Hi Alexander:
A few comments on this topic:
a) We have put a fair bit of time into streamlining GRAM4 job
submission. We'll keep working on it, and it will surely improve
somewhat further in the future, but it will always be somewhat
expensive because we are using SOAP, performing authentication/
authorization, etc. So the use case that we support is not "lots of
few second jobs."
b) That said, I note that the *throughput* that GRAM4 achieves is
better than the *latency*. See http://www.globus.org/alliance/publications/papers/TG07-GRAM-comparison-final.pdf
for a somewhat dated discussion of performance issues--note the
results in Table 2 and Table 3. These are old data--GRAM4 has improved
since then, but observe that back in 2007, we saw that when streaming
multiple jobs, per-job cost was a few seconds.
c) If the use case in question is "lots of few second jobs" then the
approach that we recommend is to use multi-level scheduling, e.g., via
Falkon, MyCluster, etc.
d) If the use case is "lots of many-second jobs" and the concern is
the rate at which your submitting client can send jobs to the many
CPUs of D-Grid, then we should consult with the GRAM team to see
whether there is some alternative way of implementing your submitting
client to increase throughput.
Regards -- Ian.
On Jul 22, 2008, at 4:24 AM, Alexander Beck-Ratzka wrote:
On Sonntag, 20. Juli 2008 18:19:57 Ioan Raicu wrote:
Hi,
You are forgetting that in real Grid deployments, the majority of the
wait time will be in queue wait times in batch schedulers. For
example,
in some logs I looked at from 2005 from SDSC, I recall seeing queue
wait
times of 6 hours on average over a 1 year period. So, having some
extra
latency on the order of 1~60 seconds is not a big deal when your
average
job lengths are hours, or more.
This might be write for your usecase. However, there are also other
usecases
around in the grid world.

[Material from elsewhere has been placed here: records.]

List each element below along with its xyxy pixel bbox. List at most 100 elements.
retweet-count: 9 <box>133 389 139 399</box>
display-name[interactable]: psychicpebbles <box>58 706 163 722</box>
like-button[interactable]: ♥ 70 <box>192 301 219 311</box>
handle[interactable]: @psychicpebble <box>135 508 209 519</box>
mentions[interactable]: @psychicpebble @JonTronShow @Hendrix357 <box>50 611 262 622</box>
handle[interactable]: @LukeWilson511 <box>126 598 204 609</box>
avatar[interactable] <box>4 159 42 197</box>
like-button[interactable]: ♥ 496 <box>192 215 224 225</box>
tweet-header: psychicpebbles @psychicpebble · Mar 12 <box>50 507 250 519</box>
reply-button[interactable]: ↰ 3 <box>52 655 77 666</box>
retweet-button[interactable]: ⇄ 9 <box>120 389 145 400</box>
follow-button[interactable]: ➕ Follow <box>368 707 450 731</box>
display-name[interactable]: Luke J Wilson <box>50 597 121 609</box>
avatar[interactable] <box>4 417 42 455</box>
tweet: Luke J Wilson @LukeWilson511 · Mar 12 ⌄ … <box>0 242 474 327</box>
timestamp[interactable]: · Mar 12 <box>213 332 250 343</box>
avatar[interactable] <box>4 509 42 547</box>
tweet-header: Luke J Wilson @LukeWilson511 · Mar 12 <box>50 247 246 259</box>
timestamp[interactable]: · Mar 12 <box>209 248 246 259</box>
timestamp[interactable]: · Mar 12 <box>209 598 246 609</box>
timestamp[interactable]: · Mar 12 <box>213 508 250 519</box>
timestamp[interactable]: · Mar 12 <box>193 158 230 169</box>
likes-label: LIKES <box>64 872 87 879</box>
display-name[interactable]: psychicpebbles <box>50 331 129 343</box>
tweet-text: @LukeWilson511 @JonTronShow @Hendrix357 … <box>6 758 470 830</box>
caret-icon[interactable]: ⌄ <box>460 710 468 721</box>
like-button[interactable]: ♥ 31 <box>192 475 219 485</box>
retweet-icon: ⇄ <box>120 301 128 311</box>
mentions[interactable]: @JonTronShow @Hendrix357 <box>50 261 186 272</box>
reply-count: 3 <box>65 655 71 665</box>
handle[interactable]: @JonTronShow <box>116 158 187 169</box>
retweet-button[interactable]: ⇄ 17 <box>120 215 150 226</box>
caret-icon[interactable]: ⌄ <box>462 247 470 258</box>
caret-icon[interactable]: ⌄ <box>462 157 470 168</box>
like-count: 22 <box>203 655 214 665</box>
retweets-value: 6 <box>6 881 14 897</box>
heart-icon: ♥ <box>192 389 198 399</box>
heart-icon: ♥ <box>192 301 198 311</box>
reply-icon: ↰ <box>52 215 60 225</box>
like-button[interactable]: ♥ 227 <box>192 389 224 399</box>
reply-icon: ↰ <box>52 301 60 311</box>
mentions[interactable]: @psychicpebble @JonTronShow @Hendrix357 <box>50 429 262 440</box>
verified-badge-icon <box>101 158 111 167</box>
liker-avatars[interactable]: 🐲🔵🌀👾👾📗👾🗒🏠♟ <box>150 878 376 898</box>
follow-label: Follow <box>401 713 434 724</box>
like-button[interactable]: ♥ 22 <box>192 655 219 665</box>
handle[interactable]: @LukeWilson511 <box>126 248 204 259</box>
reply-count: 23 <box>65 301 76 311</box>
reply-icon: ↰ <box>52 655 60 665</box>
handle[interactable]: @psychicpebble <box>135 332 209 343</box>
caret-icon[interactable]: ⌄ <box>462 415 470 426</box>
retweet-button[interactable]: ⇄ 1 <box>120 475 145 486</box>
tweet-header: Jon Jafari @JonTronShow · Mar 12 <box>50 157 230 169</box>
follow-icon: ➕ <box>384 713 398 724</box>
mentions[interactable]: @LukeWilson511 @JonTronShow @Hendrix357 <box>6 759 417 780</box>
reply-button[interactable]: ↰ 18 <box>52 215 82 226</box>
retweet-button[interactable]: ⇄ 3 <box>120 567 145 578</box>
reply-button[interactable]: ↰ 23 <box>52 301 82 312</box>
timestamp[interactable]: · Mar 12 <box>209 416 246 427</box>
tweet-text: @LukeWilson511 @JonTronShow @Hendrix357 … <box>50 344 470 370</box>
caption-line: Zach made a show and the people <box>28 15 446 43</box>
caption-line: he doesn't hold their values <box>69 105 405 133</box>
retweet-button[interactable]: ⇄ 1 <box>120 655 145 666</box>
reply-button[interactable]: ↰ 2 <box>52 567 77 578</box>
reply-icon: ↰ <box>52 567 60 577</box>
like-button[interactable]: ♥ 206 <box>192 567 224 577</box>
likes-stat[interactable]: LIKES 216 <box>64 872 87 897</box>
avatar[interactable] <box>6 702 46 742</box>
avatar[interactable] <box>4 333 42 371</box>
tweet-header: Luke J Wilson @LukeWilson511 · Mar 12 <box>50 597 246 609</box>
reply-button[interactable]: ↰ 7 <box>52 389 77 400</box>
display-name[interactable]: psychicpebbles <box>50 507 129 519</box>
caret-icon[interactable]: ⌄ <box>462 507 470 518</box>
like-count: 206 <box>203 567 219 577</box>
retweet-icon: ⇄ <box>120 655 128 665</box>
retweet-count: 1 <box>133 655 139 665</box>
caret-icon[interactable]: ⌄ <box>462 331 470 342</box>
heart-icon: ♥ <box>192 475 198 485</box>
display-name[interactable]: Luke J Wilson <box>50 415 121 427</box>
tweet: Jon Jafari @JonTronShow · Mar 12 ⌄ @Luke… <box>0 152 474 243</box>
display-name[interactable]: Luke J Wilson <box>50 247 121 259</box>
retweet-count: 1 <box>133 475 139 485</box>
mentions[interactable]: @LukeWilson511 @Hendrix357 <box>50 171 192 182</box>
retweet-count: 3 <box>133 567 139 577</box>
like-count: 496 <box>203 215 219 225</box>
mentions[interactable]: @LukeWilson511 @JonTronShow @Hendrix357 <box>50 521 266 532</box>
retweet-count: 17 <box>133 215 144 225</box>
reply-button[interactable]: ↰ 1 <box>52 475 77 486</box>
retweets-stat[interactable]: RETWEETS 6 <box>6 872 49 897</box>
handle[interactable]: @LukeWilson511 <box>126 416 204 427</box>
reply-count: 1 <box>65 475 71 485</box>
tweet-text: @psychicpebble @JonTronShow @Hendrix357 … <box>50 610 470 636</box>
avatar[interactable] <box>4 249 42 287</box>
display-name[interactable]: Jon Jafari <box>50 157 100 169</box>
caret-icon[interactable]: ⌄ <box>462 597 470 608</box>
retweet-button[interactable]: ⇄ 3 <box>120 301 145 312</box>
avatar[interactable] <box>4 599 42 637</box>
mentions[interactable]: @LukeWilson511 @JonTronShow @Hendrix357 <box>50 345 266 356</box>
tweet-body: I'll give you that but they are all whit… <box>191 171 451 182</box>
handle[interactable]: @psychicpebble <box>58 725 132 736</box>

We are running [EMAIL PROTECTED] as a task
farming
application on the ressourece of D-Grid, and we consume per day
about 100000
CPU hours. So it is really a productive application. Because we are
submitting hundred of jobs, the latency cannot be neglected, and it
wold be
really helpful to reduce it to a time below 1 second. If you're
looking into
the net traffic caused by globusrun-ws -submit, you can see thereare
a lot of
communication cicles (I think it are 9) between the submitting and the
execution host. Is this really necessary? SOAP only requires one...
So please note: there is no "real Grid deployment" in that way, you've
mentioned it. I think this problem will get still more bothersome,
if a
scheduler as e.g. Gridway is coming into the game.
Cheers
Alexander